Etty

Texte
Elisabeth Ventura
Mise en scène et scénographie
Fabian Chappuis
Direction musicale
Emilie Rault


Création

Projet accompagné par le dispositif Adami déclencheur

Inspiré de la vie de Etty Hillesum (1914-1943)

 

Etty Hillesum aurait presque pu être la grande soeur d’Anne Frank. Elle laisse derrière elle un des plus bouleversants témoignages sur l’invasion nazie et les camps de transit aux Pays Bas. Elle parvient à montrer l’horreur tout en construisant des remparts contre la haine.

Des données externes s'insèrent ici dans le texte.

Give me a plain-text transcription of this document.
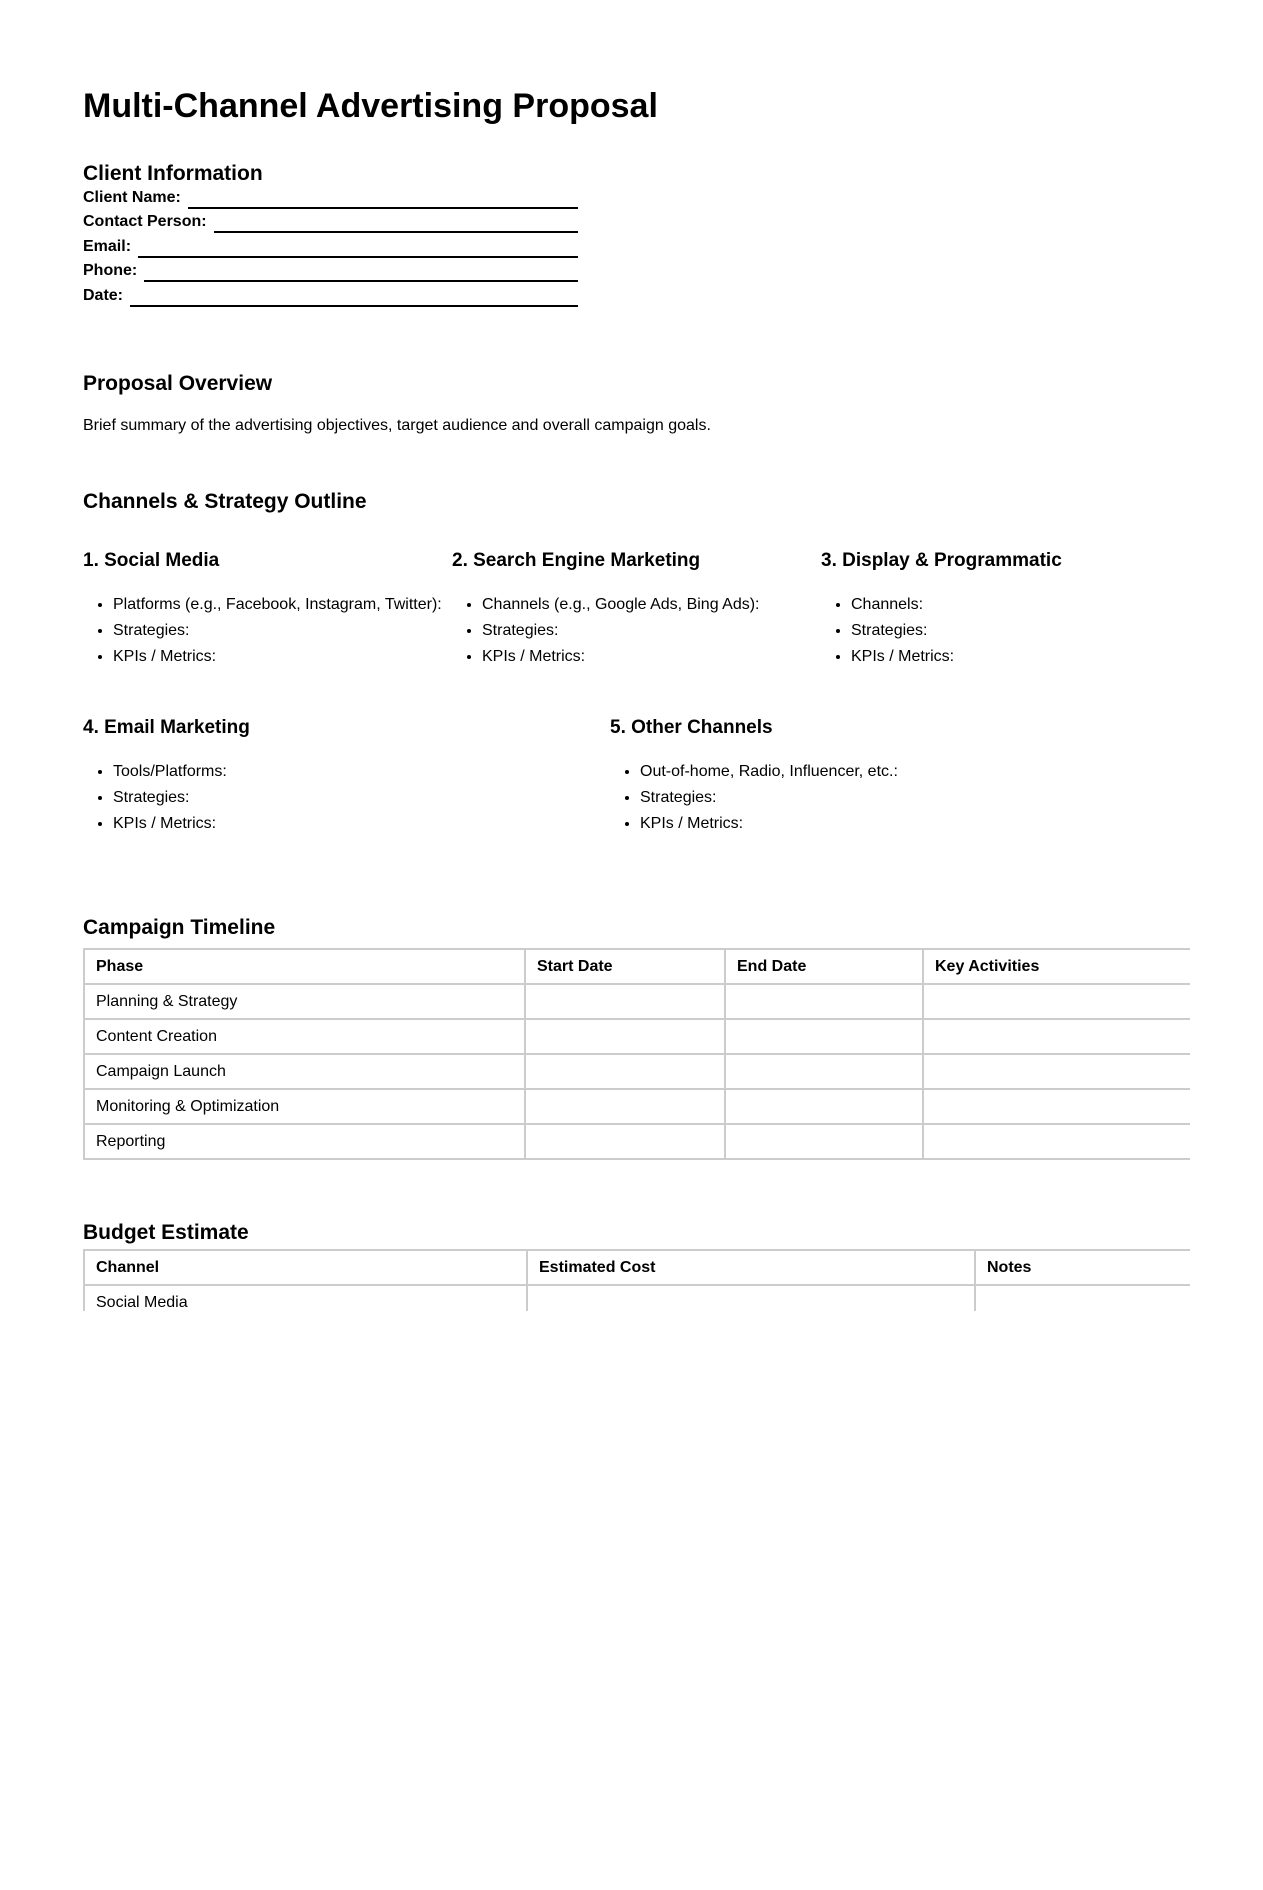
Multi-Channel Advertising Proposal
Client Information
Client Name:
Contact Person:
Email:
Phone:
Date:
Proposal Overview

Brief summary of the advertising objectives, target audience and overall campaign goals.

Channels & Strategy Outline
1. Social Media
• Platforms (e.g., Facebook, Instagram, Twitter):
• Strategies:
• KPIs / Metrics:
2. Search Engine Marketing
• Channels (e.g., Google Ads, Bing Ads):
• Strategies:
• KPIs / Metrics:
3. Display & Programmatic
• Channels:
• Strategies:
• KPIs / Metrics:
4. Email Marketing
• Tools/Platforms:
• Strategies:
• KPIs / Metrics:
5. Other Channels
• Out-of-home, Radio, Influencer, etc.:
• Strategies:
• KPIs / Metrics:
Campaign Timeline
Phase	Start Date	End Date	Key Activities
Planning & Strategy			
Content Creation			
Campaign Launch			
Monitoring & Optimization			
Reporting			
Budget Estimate
Channel	Estimated Cost	Notes
Social Media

Etty est l’histoire d’une vocation, d’une vie fulgurante au service des autres, une héroïne lumineuse.

Lecture / maquette

réservée aux professionnel.le.s

Lundi 28 avril 2025 à 11h
SACD - auditorium

7 rue Ballu - 75009 Paris
Métro : Place de Clichy (2,13), Liège (13) ou Blanche (2)

Avec

Laurent d’Olce, Han, Kormann

Jochen Hägele, Spier

Stéphanie Labbé, Tide

Benjamin Penamaria, Max, Jopie

Mathieu Spinosi, Membre du conseil juif, Mischa le frère d’Etty

Elisabeth Ventura, Etty

Résumé

Les nazis sont aux portes de la Hollande. Etty Hillesum est une jeune étudiante juive, elle est libre, irréverencieuse et aussi un peu perdue. Elle pousse la porte du cabinet de psychanalyste du charismatique Docteur Spier dont elle tombe immédiatement amoureuse. Grâce à lui, elle va enfin comprendre sa vocation : écrire et témoigner. Entre le cabinet de psychanalyse et les soirées musicales clandestines, la personnalité d’Etty se déploie de manière fulgurante. Mais l’étau nazi se resserre : alors qu’Etty est sur les listes de déportation, ses amis lui font gagner un peu du temps en la faisant entrer au Conseil Juif, véritable panier de crabes au service de la Gestapo. Elle accepte, à condition d’y entrer comme une « infiltrée » . Elle demande à être immédiatement transférée dans un camp de transit pour aider les plus faibles. Le camp de Westerbork lui révèle sa propre force : elle y noue des liens profonds d’amitié, et travaille sans relâche à soulager les déportés. De là-bas, elle envoie des lettres clandestines via un réseau de résistance, et fait comprendre au monde ce qui se passe réellement dans les camps.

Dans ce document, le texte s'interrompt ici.